Motorola retools Internet unit
Motorola Inc. is restructuring again. In what has become almost an annual ritual, the electronics giant is shuffling another one of its divisions, this time in an effort to advance the IP industry. The company is splitting its IP Systems Group into three businesses: IP Communications Gateway, IP Systems and Transmission Network Systems.
The IP Communications Gateway business will focus its efforts on consumer applications such as wireless home networking and streaming audio. The applications will be based on Motorola's DOCSIS cable modems. Motorola has shipped roughly 8 million cable modems to date. John Burke will run the unit.

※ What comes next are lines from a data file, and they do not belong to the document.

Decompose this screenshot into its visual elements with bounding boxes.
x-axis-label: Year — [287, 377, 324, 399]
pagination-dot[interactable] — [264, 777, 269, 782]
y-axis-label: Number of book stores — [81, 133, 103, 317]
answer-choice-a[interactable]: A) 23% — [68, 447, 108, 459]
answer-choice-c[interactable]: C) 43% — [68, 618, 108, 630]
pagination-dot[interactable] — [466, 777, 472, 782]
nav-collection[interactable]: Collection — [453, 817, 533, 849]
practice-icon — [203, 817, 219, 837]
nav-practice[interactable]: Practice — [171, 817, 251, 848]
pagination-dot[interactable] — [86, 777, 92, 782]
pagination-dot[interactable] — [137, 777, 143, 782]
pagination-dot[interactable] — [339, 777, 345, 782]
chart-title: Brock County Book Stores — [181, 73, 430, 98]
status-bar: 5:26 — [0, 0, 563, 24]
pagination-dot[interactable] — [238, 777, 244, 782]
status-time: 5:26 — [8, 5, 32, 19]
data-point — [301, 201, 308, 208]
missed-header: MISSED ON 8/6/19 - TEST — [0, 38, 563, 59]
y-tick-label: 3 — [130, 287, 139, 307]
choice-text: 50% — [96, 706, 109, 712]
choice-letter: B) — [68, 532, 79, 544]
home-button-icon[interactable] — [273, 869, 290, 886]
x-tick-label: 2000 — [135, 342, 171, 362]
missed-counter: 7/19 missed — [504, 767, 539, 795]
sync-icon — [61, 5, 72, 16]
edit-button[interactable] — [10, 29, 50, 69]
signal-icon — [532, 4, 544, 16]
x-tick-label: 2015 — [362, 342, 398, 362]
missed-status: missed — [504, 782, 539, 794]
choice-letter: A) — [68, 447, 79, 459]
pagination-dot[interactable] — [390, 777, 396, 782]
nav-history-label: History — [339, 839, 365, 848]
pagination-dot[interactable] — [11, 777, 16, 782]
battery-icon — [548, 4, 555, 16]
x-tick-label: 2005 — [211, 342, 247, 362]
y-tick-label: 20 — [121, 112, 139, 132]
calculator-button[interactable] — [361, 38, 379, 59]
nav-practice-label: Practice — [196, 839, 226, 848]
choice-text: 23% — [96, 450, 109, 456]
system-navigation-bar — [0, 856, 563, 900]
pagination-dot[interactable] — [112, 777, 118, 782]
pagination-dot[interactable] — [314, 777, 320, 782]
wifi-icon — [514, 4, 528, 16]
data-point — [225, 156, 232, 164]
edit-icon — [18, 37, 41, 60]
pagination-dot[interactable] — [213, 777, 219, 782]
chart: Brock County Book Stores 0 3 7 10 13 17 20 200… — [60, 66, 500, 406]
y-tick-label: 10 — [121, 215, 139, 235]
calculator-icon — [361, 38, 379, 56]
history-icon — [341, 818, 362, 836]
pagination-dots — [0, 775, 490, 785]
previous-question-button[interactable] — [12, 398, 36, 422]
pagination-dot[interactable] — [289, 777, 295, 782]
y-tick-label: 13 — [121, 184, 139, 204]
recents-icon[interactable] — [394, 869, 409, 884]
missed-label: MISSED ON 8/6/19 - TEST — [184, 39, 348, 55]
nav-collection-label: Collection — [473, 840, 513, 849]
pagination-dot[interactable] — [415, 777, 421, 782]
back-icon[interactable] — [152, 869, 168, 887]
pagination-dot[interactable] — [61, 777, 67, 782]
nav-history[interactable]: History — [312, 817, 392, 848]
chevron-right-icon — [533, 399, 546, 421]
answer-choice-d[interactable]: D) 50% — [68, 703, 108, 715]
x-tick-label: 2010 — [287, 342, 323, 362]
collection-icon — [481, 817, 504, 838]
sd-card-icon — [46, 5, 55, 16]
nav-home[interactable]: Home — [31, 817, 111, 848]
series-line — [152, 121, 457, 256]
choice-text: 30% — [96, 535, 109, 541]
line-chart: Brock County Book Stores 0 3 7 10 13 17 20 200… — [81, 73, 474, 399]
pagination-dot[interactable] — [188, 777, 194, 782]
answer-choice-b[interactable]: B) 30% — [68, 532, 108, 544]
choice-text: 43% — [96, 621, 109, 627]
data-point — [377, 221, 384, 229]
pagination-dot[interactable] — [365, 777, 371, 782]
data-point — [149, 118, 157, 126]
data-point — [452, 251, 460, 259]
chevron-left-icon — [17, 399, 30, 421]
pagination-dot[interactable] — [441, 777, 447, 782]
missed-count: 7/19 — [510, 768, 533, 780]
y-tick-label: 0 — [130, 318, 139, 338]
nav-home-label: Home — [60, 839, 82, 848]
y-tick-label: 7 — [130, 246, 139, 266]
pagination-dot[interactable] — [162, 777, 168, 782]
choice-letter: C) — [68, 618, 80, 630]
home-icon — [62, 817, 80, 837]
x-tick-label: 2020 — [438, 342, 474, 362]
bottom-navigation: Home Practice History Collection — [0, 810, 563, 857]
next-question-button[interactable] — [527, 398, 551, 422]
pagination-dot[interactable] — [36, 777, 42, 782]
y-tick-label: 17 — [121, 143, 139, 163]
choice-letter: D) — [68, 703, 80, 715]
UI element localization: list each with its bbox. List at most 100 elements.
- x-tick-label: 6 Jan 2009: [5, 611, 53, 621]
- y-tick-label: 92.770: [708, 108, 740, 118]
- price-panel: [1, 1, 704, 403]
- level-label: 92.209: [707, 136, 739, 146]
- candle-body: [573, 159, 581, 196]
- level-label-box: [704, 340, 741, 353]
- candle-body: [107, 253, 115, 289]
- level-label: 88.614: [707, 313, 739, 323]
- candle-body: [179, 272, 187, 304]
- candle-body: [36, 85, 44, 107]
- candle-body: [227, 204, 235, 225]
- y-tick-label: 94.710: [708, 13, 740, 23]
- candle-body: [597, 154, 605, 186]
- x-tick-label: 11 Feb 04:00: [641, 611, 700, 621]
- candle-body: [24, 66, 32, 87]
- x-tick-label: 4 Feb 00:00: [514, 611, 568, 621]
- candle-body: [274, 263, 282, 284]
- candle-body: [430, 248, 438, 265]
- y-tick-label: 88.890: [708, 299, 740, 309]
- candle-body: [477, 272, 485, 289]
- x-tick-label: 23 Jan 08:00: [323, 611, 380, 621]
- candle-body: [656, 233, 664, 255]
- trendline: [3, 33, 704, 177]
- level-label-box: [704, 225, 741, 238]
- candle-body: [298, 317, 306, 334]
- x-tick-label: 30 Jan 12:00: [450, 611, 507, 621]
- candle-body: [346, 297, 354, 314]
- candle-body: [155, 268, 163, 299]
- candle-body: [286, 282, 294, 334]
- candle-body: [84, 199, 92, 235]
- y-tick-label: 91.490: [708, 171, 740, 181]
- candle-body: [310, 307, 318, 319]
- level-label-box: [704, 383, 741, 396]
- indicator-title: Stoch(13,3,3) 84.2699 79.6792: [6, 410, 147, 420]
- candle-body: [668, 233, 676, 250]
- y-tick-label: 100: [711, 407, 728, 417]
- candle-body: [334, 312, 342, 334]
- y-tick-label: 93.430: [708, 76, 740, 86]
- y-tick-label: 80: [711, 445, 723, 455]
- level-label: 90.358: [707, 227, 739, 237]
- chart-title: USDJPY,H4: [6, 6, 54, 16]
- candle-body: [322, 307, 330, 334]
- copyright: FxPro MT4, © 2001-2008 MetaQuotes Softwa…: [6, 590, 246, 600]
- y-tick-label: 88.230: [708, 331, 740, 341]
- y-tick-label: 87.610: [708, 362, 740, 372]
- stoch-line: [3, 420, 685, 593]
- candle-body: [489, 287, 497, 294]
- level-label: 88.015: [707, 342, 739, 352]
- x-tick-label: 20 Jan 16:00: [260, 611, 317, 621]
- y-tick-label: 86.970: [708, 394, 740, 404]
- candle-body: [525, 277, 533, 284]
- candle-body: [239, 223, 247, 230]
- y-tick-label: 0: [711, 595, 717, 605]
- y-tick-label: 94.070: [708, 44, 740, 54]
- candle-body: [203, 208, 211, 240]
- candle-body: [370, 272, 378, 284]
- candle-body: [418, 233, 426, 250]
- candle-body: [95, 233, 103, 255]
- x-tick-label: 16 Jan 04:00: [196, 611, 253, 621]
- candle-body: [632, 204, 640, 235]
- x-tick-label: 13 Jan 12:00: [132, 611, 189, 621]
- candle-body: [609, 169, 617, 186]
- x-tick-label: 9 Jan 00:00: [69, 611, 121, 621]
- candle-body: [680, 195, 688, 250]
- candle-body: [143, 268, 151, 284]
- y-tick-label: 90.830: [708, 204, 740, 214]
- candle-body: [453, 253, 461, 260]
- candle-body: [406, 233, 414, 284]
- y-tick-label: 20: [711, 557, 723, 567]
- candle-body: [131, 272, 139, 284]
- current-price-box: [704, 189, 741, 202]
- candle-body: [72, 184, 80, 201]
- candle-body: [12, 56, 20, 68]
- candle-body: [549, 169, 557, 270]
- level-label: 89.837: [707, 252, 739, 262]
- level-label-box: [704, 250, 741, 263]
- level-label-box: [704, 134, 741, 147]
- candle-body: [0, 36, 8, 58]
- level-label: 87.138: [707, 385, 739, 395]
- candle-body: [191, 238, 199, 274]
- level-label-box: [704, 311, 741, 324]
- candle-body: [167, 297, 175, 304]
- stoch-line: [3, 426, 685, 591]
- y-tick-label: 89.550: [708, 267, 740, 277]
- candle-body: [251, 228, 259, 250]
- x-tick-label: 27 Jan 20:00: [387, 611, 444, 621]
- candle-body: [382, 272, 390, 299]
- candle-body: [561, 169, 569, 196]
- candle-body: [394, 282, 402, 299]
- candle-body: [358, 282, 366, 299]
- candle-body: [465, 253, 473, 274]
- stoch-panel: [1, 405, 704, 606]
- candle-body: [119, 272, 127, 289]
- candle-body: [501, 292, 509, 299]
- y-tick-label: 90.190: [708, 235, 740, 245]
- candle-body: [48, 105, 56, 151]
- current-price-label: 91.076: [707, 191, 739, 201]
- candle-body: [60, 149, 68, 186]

The IP Systems unit provides new infrastructure technology and service management products. Specifically, the unit will concentrate on supporting broadband video, voice and data applications. Last year, Motorola acquired RiverDelta Networks to enhance its IP network infrastructure product offering. Bruce Swail will lead the IP Systems unit.
The Transmission Network Systems business zeros in on optical networking capabilities and telecommunications, including products designed for high-speed fiber-optic networks. Charles Dougherty will run the TNS unit.
The IP Systems Group was formed in February 2001, when Motorola split its Broadband Communications Sector unit into two separate entities. The Entertainment Group also was split out from the Broadband Communications Sector unit at that time to focus on the North American digital cable market.
Separately, Motorola announced the sale of its Mexico-based set-top box and cable-modem repair business to Manhattan Digital Corp. Financial terms were not disclosed.
Manhattan Digital expects to operate the business out of the existing facility in Matamoros with the same employees.